In Cochlear Bone Anchored Solutions AB, v. Oticon Medical AB, [2019-1105, 2019-1106] (May 15, 2020), the Federal Circuit affirmed the PTAB’s determination that claims 4-6 and 11-12 of U.S. Patent No. 7,043,040, that claims 7-9 were not unpatenable, and vacated and remanded the determination that claim 10 was not unpatentable.
With respect to claims 4-6 and 11-12, Cochlear argued that the preamble “for rehabilitation of unilateral hearing loss” should have been treated as a claim limitation. The Federal Circuit noted that in general, a preamble limits the invention if it recites essential structure or steps, or if it is necessary to give life, meaning, and vitality to the claim. But preamble language merely extolling benefits or features of the claimed invention does not limit the claim scope without clear reliance on those benefits or features as patentably significant. A preamble is not limiting where a patentee defines a structurally complete invention in the claim body and uses the preamble only to state a purpose or intended use for the invention. The Federal Circuit concluded that the preamble was merely a statement of intended use of the claimed hearing aid; it identified no structure for the apparatus claimed. Moreover, this use itself is not an inventive or patentably distinct aspect of the claimed invention, as “rehabilitation of unilateral hearing loss” was a conventional use of prior art bone-anchored hearing aids. Further, the bodies of the claims contain the only descriptions of the structure for the hearing aid, with no additional structure furnished by the preamble.
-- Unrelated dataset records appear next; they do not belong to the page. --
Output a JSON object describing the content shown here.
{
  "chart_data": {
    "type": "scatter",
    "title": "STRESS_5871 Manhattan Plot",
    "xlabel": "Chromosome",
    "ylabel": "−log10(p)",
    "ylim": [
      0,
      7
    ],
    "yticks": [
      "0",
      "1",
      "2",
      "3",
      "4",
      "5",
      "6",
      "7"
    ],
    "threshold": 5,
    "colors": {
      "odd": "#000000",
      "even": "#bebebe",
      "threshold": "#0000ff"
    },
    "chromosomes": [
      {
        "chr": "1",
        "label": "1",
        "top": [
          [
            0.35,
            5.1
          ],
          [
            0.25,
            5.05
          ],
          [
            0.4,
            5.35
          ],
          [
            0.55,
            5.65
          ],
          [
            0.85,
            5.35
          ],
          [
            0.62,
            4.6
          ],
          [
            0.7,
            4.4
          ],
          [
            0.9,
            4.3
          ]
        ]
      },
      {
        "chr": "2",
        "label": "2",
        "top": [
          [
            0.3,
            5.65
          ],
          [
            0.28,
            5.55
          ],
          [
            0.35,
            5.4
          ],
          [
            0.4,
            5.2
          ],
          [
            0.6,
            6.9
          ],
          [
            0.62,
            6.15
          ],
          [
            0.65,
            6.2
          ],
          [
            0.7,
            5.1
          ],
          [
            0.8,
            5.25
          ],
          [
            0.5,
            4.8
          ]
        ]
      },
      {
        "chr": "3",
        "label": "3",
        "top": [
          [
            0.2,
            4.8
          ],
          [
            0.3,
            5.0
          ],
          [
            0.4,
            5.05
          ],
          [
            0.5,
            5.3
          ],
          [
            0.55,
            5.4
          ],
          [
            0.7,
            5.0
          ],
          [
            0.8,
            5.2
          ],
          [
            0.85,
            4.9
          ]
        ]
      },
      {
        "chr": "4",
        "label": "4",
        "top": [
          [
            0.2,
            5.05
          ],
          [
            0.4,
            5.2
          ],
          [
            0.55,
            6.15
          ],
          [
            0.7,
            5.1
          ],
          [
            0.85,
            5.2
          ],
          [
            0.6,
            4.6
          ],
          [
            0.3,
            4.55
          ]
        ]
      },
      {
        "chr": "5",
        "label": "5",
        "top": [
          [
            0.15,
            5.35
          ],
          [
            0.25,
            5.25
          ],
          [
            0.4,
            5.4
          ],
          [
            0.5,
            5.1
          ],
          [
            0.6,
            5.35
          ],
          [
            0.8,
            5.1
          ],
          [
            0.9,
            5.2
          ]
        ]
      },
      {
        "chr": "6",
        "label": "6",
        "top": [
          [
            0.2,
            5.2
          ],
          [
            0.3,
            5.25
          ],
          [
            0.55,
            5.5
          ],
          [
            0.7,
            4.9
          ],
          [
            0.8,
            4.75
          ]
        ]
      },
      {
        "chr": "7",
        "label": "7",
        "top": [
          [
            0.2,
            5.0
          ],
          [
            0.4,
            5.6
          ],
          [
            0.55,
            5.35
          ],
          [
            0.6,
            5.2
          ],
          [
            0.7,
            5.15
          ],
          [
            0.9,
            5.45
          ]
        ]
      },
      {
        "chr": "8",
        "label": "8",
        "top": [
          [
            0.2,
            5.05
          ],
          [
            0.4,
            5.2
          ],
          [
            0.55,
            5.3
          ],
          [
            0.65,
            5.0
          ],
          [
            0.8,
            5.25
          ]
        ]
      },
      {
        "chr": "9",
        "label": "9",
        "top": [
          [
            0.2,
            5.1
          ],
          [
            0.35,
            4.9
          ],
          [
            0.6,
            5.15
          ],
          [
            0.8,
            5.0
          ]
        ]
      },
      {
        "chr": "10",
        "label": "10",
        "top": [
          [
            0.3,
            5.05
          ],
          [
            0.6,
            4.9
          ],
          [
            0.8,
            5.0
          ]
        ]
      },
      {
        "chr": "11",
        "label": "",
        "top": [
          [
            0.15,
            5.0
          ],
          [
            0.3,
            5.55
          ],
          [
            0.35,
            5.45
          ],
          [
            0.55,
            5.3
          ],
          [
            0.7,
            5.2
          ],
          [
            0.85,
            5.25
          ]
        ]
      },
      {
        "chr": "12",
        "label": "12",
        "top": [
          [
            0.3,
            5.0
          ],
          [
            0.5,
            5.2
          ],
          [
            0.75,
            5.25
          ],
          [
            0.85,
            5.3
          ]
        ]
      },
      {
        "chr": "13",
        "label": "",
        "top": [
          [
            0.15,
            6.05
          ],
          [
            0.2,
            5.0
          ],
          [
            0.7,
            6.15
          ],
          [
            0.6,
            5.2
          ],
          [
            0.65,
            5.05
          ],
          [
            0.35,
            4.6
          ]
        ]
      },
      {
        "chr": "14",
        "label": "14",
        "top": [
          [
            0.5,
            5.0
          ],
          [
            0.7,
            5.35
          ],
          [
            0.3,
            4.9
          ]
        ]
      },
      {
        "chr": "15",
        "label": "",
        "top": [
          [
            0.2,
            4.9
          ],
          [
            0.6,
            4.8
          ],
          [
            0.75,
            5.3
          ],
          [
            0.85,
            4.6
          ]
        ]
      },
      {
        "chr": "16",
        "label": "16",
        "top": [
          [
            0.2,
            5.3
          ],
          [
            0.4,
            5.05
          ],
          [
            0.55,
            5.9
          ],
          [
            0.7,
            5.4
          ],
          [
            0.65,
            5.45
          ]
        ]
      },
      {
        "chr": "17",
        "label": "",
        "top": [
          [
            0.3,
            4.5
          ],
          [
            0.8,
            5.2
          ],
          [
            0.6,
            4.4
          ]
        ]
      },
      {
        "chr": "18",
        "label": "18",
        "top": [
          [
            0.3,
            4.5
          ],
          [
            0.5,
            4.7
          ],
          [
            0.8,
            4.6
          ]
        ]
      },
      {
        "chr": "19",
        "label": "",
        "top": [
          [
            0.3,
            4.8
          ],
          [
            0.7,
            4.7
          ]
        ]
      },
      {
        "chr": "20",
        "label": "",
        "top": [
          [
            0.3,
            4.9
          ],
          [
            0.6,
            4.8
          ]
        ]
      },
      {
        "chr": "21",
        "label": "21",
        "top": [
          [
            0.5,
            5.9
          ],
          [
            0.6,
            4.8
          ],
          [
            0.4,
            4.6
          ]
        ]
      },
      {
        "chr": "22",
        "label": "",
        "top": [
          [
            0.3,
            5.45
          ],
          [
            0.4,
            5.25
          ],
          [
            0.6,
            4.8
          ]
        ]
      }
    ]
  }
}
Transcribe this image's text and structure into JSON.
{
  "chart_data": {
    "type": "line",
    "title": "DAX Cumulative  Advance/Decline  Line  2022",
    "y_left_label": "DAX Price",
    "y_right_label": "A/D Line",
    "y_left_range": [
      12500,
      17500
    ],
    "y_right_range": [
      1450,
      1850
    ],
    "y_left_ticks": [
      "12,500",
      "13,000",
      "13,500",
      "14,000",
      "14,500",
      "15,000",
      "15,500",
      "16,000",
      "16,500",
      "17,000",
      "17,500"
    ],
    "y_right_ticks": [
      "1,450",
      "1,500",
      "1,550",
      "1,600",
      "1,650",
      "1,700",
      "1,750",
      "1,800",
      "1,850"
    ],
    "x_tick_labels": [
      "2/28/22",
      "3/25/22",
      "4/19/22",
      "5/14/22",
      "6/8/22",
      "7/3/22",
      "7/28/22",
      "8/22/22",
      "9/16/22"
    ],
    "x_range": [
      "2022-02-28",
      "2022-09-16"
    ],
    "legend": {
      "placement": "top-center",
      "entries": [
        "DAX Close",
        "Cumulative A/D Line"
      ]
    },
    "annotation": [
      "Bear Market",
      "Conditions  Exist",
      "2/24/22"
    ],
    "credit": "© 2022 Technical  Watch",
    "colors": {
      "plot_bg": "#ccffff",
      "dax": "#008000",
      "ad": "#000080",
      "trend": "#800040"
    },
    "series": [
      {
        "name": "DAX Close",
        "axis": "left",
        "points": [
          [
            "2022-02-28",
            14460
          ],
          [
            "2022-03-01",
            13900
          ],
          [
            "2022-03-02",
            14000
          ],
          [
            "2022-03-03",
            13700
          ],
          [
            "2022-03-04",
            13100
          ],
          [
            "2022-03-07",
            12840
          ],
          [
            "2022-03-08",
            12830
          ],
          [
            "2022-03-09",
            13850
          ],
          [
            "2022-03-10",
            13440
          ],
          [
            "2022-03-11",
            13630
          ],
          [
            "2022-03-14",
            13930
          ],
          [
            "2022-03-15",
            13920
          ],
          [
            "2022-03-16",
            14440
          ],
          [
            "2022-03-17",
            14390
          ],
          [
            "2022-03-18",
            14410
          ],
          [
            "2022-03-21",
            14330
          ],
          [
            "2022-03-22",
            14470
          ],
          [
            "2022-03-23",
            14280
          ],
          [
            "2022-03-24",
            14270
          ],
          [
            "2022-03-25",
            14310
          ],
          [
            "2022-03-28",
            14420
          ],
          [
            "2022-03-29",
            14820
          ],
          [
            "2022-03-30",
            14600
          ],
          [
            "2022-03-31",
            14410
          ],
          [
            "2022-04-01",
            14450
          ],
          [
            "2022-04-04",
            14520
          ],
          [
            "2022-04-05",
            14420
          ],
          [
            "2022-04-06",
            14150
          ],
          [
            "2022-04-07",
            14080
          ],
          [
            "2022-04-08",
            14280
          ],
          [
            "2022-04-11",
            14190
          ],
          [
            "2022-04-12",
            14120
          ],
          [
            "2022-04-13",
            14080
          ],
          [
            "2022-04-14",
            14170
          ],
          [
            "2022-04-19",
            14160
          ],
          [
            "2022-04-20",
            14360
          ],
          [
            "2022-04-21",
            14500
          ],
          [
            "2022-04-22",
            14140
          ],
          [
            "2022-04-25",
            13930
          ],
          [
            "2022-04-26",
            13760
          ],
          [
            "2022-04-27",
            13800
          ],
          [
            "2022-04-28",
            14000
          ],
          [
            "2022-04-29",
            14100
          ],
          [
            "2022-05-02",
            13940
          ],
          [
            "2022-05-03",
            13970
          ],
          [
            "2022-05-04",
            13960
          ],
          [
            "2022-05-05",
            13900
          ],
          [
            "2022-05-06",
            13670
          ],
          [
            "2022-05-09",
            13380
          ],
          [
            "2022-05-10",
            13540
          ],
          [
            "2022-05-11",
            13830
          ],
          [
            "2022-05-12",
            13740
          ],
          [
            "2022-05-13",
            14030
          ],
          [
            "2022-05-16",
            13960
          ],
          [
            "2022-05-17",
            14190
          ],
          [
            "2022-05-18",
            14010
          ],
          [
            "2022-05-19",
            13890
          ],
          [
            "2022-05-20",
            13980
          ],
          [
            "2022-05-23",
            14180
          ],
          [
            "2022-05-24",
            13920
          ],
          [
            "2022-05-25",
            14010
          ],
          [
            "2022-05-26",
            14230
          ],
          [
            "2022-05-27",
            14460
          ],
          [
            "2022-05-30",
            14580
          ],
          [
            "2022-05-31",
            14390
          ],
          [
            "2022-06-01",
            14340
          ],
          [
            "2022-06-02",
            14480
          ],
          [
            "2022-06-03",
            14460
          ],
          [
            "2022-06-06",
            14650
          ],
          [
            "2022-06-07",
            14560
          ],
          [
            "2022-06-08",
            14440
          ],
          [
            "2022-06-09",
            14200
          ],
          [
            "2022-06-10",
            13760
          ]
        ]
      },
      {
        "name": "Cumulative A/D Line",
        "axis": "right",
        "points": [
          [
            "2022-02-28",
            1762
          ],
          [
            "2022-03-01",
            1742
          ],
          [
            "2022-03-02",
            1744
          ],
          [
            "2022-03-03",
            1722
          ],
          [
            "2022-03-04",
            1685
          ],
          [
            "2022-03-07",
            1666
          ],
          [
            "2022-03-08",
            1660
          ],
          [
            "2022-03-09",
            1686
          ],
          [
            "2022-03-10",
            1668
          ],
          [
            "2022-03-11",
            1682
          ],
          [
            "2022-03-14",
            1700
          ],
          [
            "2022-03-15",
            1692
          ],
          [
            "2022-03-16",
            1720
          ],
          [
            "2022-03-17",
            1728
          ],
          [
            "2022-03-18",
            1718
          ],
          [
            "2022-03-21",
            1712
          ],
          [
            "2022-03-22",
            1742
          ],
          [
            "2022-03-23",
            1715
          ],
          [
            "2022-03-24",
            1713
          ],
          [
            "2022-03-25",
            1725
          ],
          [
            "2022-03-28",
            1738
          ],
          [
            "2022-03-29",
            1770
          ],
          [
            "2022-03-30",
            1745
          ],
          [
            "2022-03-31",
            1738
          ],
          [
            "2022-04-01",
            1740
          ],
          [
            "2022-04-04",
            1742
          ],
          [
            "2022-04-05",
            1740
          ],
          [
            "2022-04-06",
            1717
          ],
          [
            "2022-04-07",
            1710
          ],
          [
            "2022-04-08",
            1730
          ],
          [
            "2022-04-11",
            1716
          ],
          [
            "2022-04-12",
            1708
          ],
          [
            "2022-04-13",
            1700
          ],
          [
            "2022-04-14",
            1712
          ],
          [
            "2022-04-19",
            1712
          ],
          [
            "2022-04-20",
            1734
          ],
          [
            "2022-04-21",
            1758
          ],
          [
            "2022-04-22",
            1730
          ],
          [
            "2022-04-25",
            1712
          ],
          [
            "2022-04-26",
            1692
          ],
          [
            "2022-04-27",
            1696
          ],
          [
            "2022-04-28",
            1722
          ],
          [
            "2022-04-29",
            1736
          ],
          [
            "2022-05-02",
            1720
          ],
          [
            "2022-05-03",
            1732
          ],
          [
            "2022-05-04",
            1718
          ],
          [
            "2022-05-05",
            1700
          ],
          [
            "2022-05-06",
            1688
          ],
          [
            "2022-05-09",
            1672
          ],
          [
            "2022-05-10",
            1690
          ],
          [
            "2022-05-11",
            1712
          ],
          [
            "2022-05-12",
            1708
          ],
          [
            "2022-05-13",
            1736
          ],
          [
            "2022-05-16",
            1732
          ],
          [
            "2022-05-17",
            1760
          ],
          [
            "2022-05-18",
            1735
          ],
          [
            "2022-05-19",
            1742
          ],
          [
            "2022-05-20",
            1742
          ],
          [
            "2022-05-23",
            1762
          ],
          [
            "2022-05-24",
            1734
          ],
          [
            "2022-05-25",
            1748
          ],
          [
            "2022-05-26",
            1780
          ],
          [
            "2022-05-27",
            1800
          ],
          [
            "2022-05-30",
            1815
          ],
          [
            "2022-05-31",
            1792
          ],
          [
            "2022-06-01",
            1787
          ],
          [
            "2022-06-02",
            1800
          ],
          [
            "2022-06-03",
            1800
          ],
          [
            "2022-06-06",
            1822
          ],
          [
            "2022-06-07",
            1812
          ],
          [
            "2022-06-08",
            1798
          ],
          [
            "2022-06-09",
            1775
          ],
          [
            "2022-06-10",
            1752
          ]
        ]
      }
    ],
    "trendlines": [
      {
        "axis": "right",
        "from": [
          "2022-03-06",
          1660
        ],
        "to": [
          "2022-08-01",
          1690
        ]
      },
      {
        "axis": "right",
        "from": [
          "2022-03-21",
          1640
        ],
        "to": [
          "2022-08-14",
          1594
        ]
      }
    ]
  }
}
With respect to claims 4-5, Cochlear argued that it was error for the Board to conclude that “specifically adapted to” had its ordinary meaning. The Federal Circuit rejected this argument, noting that to the extent that Cochlear was suggesting that the language requires a particular intent or objective of a hearing-aid designer or manufacturer, this was incorrect. The Federal Circuit has held that the claim term “adapted to” generally means “made to,” “designed to,” or “configured to” perform the stated function, without introducing a subjective element into the construction of the phrase. To the extent that Cochlear is suggesting an objective characteristic of the configuration, it has not shown overbreadth of the Board’s ordinary-meaning construction. With respect to claims 7-10, the Board determined that it could not conduct a prior-art analysis of these claims because they contained means-plus-function elements. The Federal Circuit held that the Board did not err as to claims 7–9, but did err as to claim 10. The Federal Circuit claim 10 is different in a crucial respect. It does not contain a required claim element in means-plus-function form. Claim 10 recites a “directivity means comprising at least one directivity dependent microphone and/or signal processing means in the electronic circuitry. Thus claim 10, unlike the other means-plus-function claims, also describes a stand-alone alternative to the signal processing means: a directivity dependent microphone, which is a clear structure for performing the claimed directivity means. The Board relied entirely on the presence of the signal-processing-means alternatives in the claim to deem a prior-art analysis impossible, and this was error. Even if claim 10 is indefinite, such a conclusion would not imply that it is incapable of being compared to prior art to determine if one of its alternatives is anticipated or would have been obvious on the grounds asserted.